Tilth’s Annual Edible Plant Sale Goes Digital and Comes to Rainier Beach

by Jack Russillo

Springtime means the busiest time of the year for gardeners everywhere and, even during the COVID-19 crisis, the Tilth Alliance is doing all it can to help supply plants to Seattle-area residents.

This year, the effects of the pandemic have forced Tilth to move its annual edible plant sale online, requiring pickups out of its South Seattle base of operations, the Rainier Beach Urban Farm and Wetlands (5513 South Cloverdale St.), just north of Be’er Sheva Park. The plant sale’s pickup and distribution storefront will be open from 7 p.m. Friday, May 1, until 11:59 p.m. Tuesday, May 5, or until all products sell out. 

The plant sale, hosted at Meridian Park in Wallingford the past 25 years, usually attracts around 4,000 people on a weekend. But this year’s event in South Seattle will be limited to only 20 customers per hour given a designated time to arrive, claim online orders, and pay. While Sam Osborne, the Tilth Alliance’s Director of Development, said that the event will miss the social interactions that come with the in-person sale, he is looking forward to people from across the city being exposed to an area of town unfamiliar to many of them.

“Those of us in the South End were really excited to have it based here,” said Osborne, a Rainier Beach resident since 2007. “We hope that we can connect with a whole new community of South End gardeners, maybe some who never wanted to make the trek up to Wallingford in years past … The need is huge here, the demand is huge, and we also want the community to know more about what we’re doing down here or that we’re even down there doing what we do.”

Similar to past sales, this year’s will have around 70,000 plant starts available. From edible flowers and pollinator plants to yarrow and hops to squash, and more than 80 varieties of tomatoes — all of the plants for sale are organically grown by Washington farms, ranging from Bellingham to Carnation to Onalaska. Tilth books and merchandise, locally-made planter pots, and organic Cedar Grove potting soil and compost will also be available when customers arrive for order pickups.

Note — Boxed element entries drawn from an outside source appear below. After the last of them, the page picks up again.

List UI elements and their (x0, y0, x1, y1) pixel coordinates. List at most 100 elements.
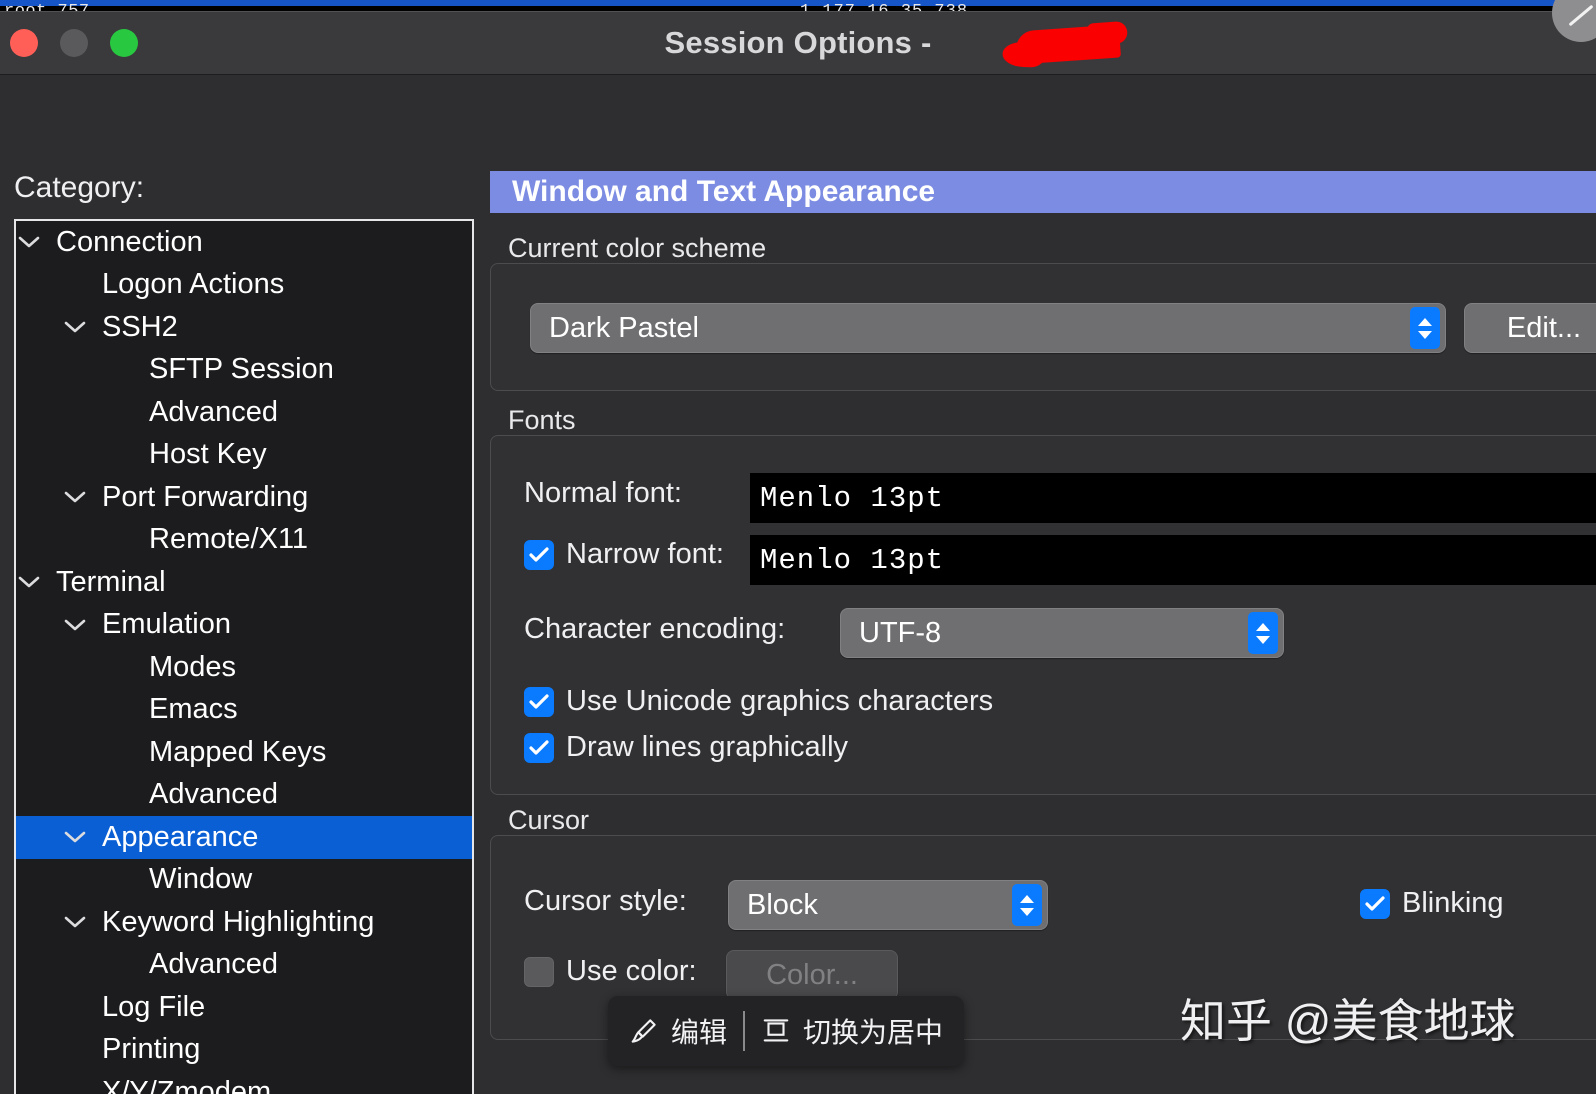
tree-item-log-file[interactable]: Log File (16, 986, 472, 1029)
narrow-font-field[interactable]: Menlo 13pt (750, 535, 1596, 585)
tree-item-label: Terminal (56, 566, 166, 599)
tree-item-label: Advanced (149, 948, 278, 981)
tree-item-label: X/Y/Zmodem (102, 1076, 271, 1094)
color-scheme-dropdown[interactable]: Dark Pastel (530, 303, 1446, 353)
cursor-style-dropdown[interactable]: Block (728, 880, 1048, 930)
unicode-graphics-label: Use Unicode graphics characters (566, 685, 993, 718)
tree-item-label: Advanced (149, 778, 278, 811)
page-title: Window and Text Appearance (512, 175, 935, 209)
tree-item-advanced[interactable]: Advanced (16, 944, 472, 987)
normal-font-value: Menlo 13pt (760, 482, 944, 515)
tree-item-x-y-zmodem[interactable]: X/Y/Zmodem (16, 1071, 472, 1094)
tree-item-label: Mapped Keys (149, 736, 326, 769)
tree-item-emulation[interactable]: Emulation (16, 604, 472, 647)
color-scheme-group-label: Current color scheme (508, 233, 766, 264)
annotation-toolbar[interactable]: 编辑 切换为居中 (608, 996, 964, 1066)
close-button-icon[interactable] (10, 29, 38, 57)
chevron-down-icon[interactable] (64, 486, 86, 508)
tree-item-label: Modes (149, 651, 236, 684)
chevron-updown-icon[interactable] (1410, 307, 1440, 349)
tree-item-modes[interactable]: Modes (16, 646, 472, 689)
redaction-mark (1015, 24, 1121, 64)
draw-lines-label: Draw lines graphically (566, 731, 848, 764)
settings-pane: Window and Text Appearance Current color… (488, 75, 1596, 1094)
minimize-button-icon[interactable] (60, 29, 88, 57)
tree-item-label: Window (149, 863, 252, 896)
tree-item-label: SFTP Session (149, 353, 334, 386)
tree-item-label: Log File (102, 991, 205, 1024)
tree-item-label: Printing (102, 1033, 200, 1066)
watermark: 知乎 @美食地球 (1180, 985, 1515, 1051)
normal-font-field[interactable]: Menlo 13pt (750, 473, 1596, 523)
traffic-lights (10, 29, 138, 57)
use-color-label: Use color: (566, 955, 697, 988)
blinking-checkbox-row[interactable]: Blinking (1360, 887, 1504, 920)
chevron-updown-icon[interactable] (1248, 612, 1278, 654)
checkbox-checked-icon[interactable] (524, 540, 554, 570)
chevron-down-icon[interactable] (64, 614, 86, 636)
checkbox-checked-icon[interactable] (524, 733, 554, 763)
tree-item-sftp-session[interactable]: SFTP Session (16, 349, 472, 392)
tree-item-label: Logon Actions (102, 268, 284, 301)
category-pane: Category: Connection Logon Actions SSH2 SFT… (0, 75, 488, 1094)
tree-item-label: SSH2 (102, 311, 178, 344)
chevron-down-icon[interactable] (64, 911, 86, 933)
draw-lines-checkbox-row[interactable]: Draw lines graphically (524, 731, 848, 764)
dialog-body: Category: Connection Logon Actions SSH2 SFT… (0, 75, 1596, 1094)
session-options-window: Session Options - Category: Connection Lo… (0, 11, 1596, 1094)
tree-item-printing[interactable]: Printing (16, 1029, 472, 1072)
chevron-down-icon[interactable] (18, 231, 40, 253)
terminal-selection-bar (0, 0, 1570, 6)
chevron-down-icon[interactable] (64, 316, 86, 338)
chevron-down-icon[interactable] (64, 826, 86, 848)
cursor-color-button[interactable]: Color... (726, 950, 898, 1000)
tree-item-terminal[interactable]: Terminal (16, 561, 472, 604)
use-color-checkbox-row[interactable]: Use color: (524, 955, 697, 988)
color-scheme-value: Dark Pastel (549, 312, 699, 345)
category-label: Category: (14, 171, 144, 205)
checkbox-checked-icon[interactable] (524, 687, 554, 717)
toolbar-center-label: 切换为居中 (803, 1011, 943, 1051)
checkbox-checked-icon[interactable] (1360, 889, 1390, 919)
tree-item-emacs[interactable]: Emacs (16, 689, 472, 732)
toolbar-edit-label: 编辑 (671, 1011, 727, 1051)
edit-color-scheme-button[interactable]: Edit... (1464, 303, 1596, 353)
tree-item-label: Keyword Highlighting (102, 906, 374, 939)
toolbar-center-item[interactable]: 切换为居中 (745, 1011, 959, 1051)
tree-item-host-key[interactable]: Host Key (16, 434, 472, 477)
character-encoding-label: Character encoding: (524, 613, 785, 646)
narrow-font-label: Narrow font: (566, 538, 724, 571)
tree-item-label: Emacs (149, 693, 238, 726)
chevron-updown-icon[interactable] (1012, 884, 1042, 926)
brush-icon (629, 1016, 659, 1046)
zoom-button-icon[interactable] (110, 29, 138, 57)
tree-item-remote-x11[interactable]: Remote/X11 (16, 519, 472, 562)
tree-item-logon-actions[interactable]: Logon Actions (16, 264, 472, 307)
chevron-down-icon[interactable] (18, 571, 40, 593)
tree-item-appearance[interactable]: Appearance (16, 816, 472, 859)
tree-item-port-forwarding[interactable]: Port Forwarding (16, 476, 472, 519)
unicode-graphics-checkbox-row[interactable]: Use Unicode graphics characters (524, 685, 993, 718)
tree-item-mapped-keys[interactable]: Mapped Keys (16, 731, 472, 774)
blinking-label: Blinking (1402, 887, 1504, 920)
character-encoding-value: UTF-8 (859, 617, 941, 650)
tree-item-ssh2[interactable]: SSH2 (16, 306, 472, 349)
tree-item-label: Emulation (102, 608, 231, 641)
tree-item-keyword-highlighting[interactable]: Keyword Highlighting (16, 901, 472, 944)
narrow-font-checkbox-row[interactable]: Narrow font: (524, 538, 724, 571)
tree-item-advanced[interactable]: Advanced (16, 391, 472, 434)
tree-item-advanced[interactable]: Advanced (16, 774, 472, 817)
category-tree[interactable]: Connection Logon Actions SSH2 SFTP Session A… (14, 219, 474, 1094)
window-title: Session Options - (665, 25, 932, 61)
tree-item-label: Port Forwarding (102, 481, 308, 514)
character-encoding-dropdown[interactable]: UTF-8 (840, 608, 1284, 658)
toolbar-edit-item[interactable]: 编辑 (613, 1011, 743, 1051)
checkbox-unchecked-icon[interactable] (524, 957, 554, 987)
window-titlebar[interactable]: Session Options - (0, 12, 1596, 75)
screenshot-root: root 757 1 177 16 35 738 Session Options… (0, 0, 1596, 1094)
tree-item-connection[interactable]: Connection (16, 221, 472, 264)
tree-item-window[interactable]: Window (16, 859, 472, 902)
page-header-bar: Window and Text Appearance (490, 171, 1596, 213)
cursor-group-label: Cursor (508, 805, 589, 836)
tree-item-label: Advanced (149, 396, 278, 429)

Tilth will only be accepting online orders, where customers can choose from a selection of pick-up times to claim their plants. In addition to card transactions, Tilth will be accepting EBT as a payment option and, although cash will be accepted, it is strongly discouraged.

Deliveries will be available, for an added fee, for orders of $50 or more within the city of Seattle and to select regions north toward Edmonds and south toward Kent. 

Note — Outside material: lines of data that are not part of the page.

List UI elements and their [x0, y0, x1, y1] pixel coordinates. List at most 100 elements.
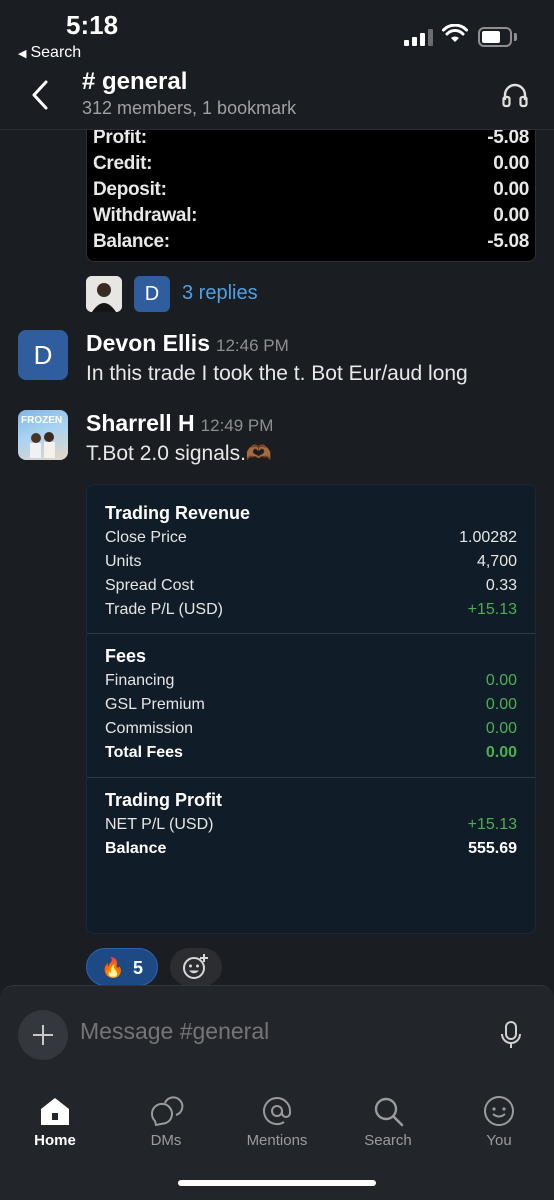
tab-label: You	[486, 1132, 512, 1149]
svg-text:FROZEN: FROZEN	[21, 415, 62, 426]
author-name[interactable]: Devon Ellis	[86, 330, 210, 356]
trading-revenue-section: Trading Revenue Close Price 1.00282 Units…	[87, 485, 535, 633]
detail-row: Financing 0.00	[105, 672, 517, 690]
account-row: Profit: -5.08	[93, 130, 529, 153]
avatar[interactable]: D	[18, 330, 68, 380]
detail-row: GSL Premium 0.00	[105, 696, 517, 714]
back-to-search-label: Search	[30, 44, 82, 61]
fire-reaction-button[interactable]: 🔥 5	[86, 948, 158, 985]
row-value: 0.00	[485, 720, 517, 737]
avatar[interactable]: FROZEN	[18, 410, 68, 460]
tab-label: Search	[364, 1132, 412, 1149]
row-label: Units	[105, 553, 142, 570]
trade-summary-image[interactable]: Trading Revenue Close Price 1.00282 Units…	[86, 484, 536, 934]
channel-header: # general 312 members, 1 bookmark	[0, 66, 554, 130]
section-title: Trading Profit	[105, 790, 222, 810]
message-text: In this trade I took the t. Bot Eur/aud …	[86, 362, 468, 385]
message-time: 12:49 PM	[200, 416, 274, 435]
microphone-icon[interactable]	[500, 1020, 522, 1050]
row-value: 4,700	[476, 553, 517, 570]
back-to-search-link[interactable]: ◀ Search	[18, 44, 81, 62]
account-row-value: -5.08	[487, 231, 529, 252]
row-value: 555.69	[468, 840, 517, 857]
battery-icon	[478, 27, 512, 47]
author-name[interactable]: Sharrell H	[86, 410, 195, 436]
account-row: Withdrawal: 0.00	[93, 205, 529, 231]
search-icon	[374, 1097, 404, 1127]
back-triangle-icon: ◀	[18, 48, 27, 60]
reply-avatar-photo	[86, 276, 122, 312]
reaction-count: 5	[133, 958, 144, 978]
channel-title[interactable]: # general	[82, 68, 187, 96]
row-label: Close Price	[105, 529, 187, 546]
wifi-icon	[442, 24, 468, 42]
tab-label: DMs	[150, 1132, 182, 1149]
add-reaction-button[interactable]	[170, 948, 222, 985]
message-text: T.Bot 2.0 signals.🫶🏾	[86, 442, 273, 465]
detail-row: Units 4,700	[105, 553, 517, 571]
row-label: Trade P/L (USD)	[105, 601, 223, 618]
detail-row: Balance 555.69	[105, 840, 517, 858]
trading-profit-section: Trading Profit NET P/L (USD) +15.13 Balan…	[87, 778, 535, 928]
message-feed[interactable]: Profit: -5.08 Credit: 0.00 Deposit: 0.00 Wi…	[0, 130, 554, 985]
fees-section: Fees Financing 0.00 GSL Premium 0.00 Commi…	[87, 634, 535, 777]
row-value: 0.00	[485, 696, 517, 713]
message-composer	[0, 985, 554, 1081]
tab-label: Home	[34, 1132, 76, 1149]
section-title: Trading Revenue	[105, 503, 251, 523]
back-chevron-icon[interactable]	[28, 78, 54, 112]
message-author[interactable]: Devon Ellis 12:46 PM	[86, 330, 289, 357]
account-row-value: 0.00	[493, 205, 529, 226]
detail-row: Spread Cost 0.33	[105, 577, 517, 595]
row-label: Commission	[105, 720, 194, 737]
account-row: Balance: -5.08	[93, 231, 529, 257]
detail-row: Commission 0.00	[105, 720, 517, 738]
message-sharrell[interactable]: FROZEN Sharrell H 12:49 PM T.Bot 2.0 sign…	[0, 410, 554, 480]
row-label: Financing	[105, 672, 175, 689]
tab-label: Mentions	[246, 1132, 308, 1149]
row-value: +15.13	[467, 601, 517, 618]
account-row-label: Profit:	[93, 130, 147, 148]
dms-icon	[150, 1096, 184, 1127]
clock: 5:18	[66, 10, 119, 40]
home-indicator[interactable]	[178, 1180, 376, 1186]
account-row-value: -5.08	[487, 130, 529, 148]
account-row-label: Deposit:	[93, 179, 167, 200]
row-label: Total Fees	[105, 744, 183, 761]
battery-tip	[514, 33, 517, 41]
channel-subtitle[interactable]: 312 members, 1 bookmark	[82, 98, 296, 119]
attach-plus-button[interactable]	[18, 1010, 68, 1060]
detail-row: Close Price 1.00282	[105, 529, 517, 547]
row-value: 0.00	[485, 672, 517, 689]
row-label: GSL Premium	[105, 696, 205, 713]
replies-link[interactable]: 3 replies	[182, 282, 258, 305]
row-label: Balance	[105, 840, 167, 857]
row-value: +15.13	[467, 816, 517, 833]
message-devon[interactable]: D Devon Ellis 12:46 PM In this trade I to…	[0, 330, 554, 400]
account-row-value: 0.00	[493, 153, 529, 174]
message-time: 12:46 PM	[215, 336, 289, 355]
detail-row: Trade P/L (USD) +15.13	[105, 601, 517, 619]
account-row: Credit: 0.00	[93, 153, 529, 179]
account-row: Deposit: 0.00	[93, 179, 529, 205]
add-reaction-icon	[183, 954, 208, 979]
account-row-label: Withdrawal:	[93, 205, 198, 226]
detail-row: Total Fees 0.00	[105, 744, 517, 762]
message-author[interactable]: Sharrell H 12:49 PM	[86, 410, 273, 437]
account-row-value: 0.00	[493, 179, 529, 200]
fire-icon: 🔥	[101, 958, 125, 979]
home-icon	[41, 1098, 69, 1125]
detail-row: NET P/L (USD) +15.13	[105, 816, 517, 834]
status-bar: 5:18 ◀ Search	[0, 0, 554, 70]
row-label: NET P/L (USD)	[105, 816, 214, 833]
row-label: Spread Cost	[105, 577, 194, 594]
reply-avatar-d: D	[134, 276, 170, 312]
headphones-icon[interactable]	[500, 80, 530, 110]
cellular-signal-icon	[404, 28, 434, 46]
row-value: 0.00	[485, 744, 517, 761]
account-summary-image[interactable]: Profit: -5.08 Credit: 0.00 Deposit: 0.00 Wi…	[86, 130, 536, 262]
section-title: Fees	[105, 646, 147, 666]
message-input[interactable]	[80, 1018, 480, 1045]
row-value: 0.33	[485, 577, 517, 594]
account-row-label: Credit:	[93, 153, 153, 174]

Apart from the plant sale, the COVID-19 fallout has impacted other Tilth programs. Tilth’s classes have moved online and its Good Food Bag program, where members can collect half-priced bags of organic, nutrient-dense seasonal produce, has more than doubled from about 400 to 500 food bags per week to more than 1,000 since the pandemic began.

Additionally, the Tilth Alliance will kick off multiple new programs in the near future based out of the Rainier Beach Urban Farm and Wetlands. Beginning June 18, a pay-what-you-can farm stand will be open every Thursday afternoon, as well as a new community-supported agriculture subscription program allowing people to buy food directly from local farmers. It will also host pick-your-own days, where anyone can come and pick up to $20 worth of organic produce that is grown at the farm, no questions asked. Tilth’s free garden garden hotline is also operating as usual.

The Tilth Alliance says it is waiting for developments with Gov. Jay Inslee’s stay-at-home order before finalizing its summer plans, but intends on moving forward however it can. From hosting its annual plant sale on a digital platform, and in a different part of the city, to increasing the capacity of some of its most valued programs, Tilth is navigating the pandemic to continue its mission of connecting farmers, gardeners, and eaters for a more sustainable, healthy, and equitable future. Getting there is just taking a little extra innovation.

Jack Russillo is a journalist living in the Beacon Hill neighborhood.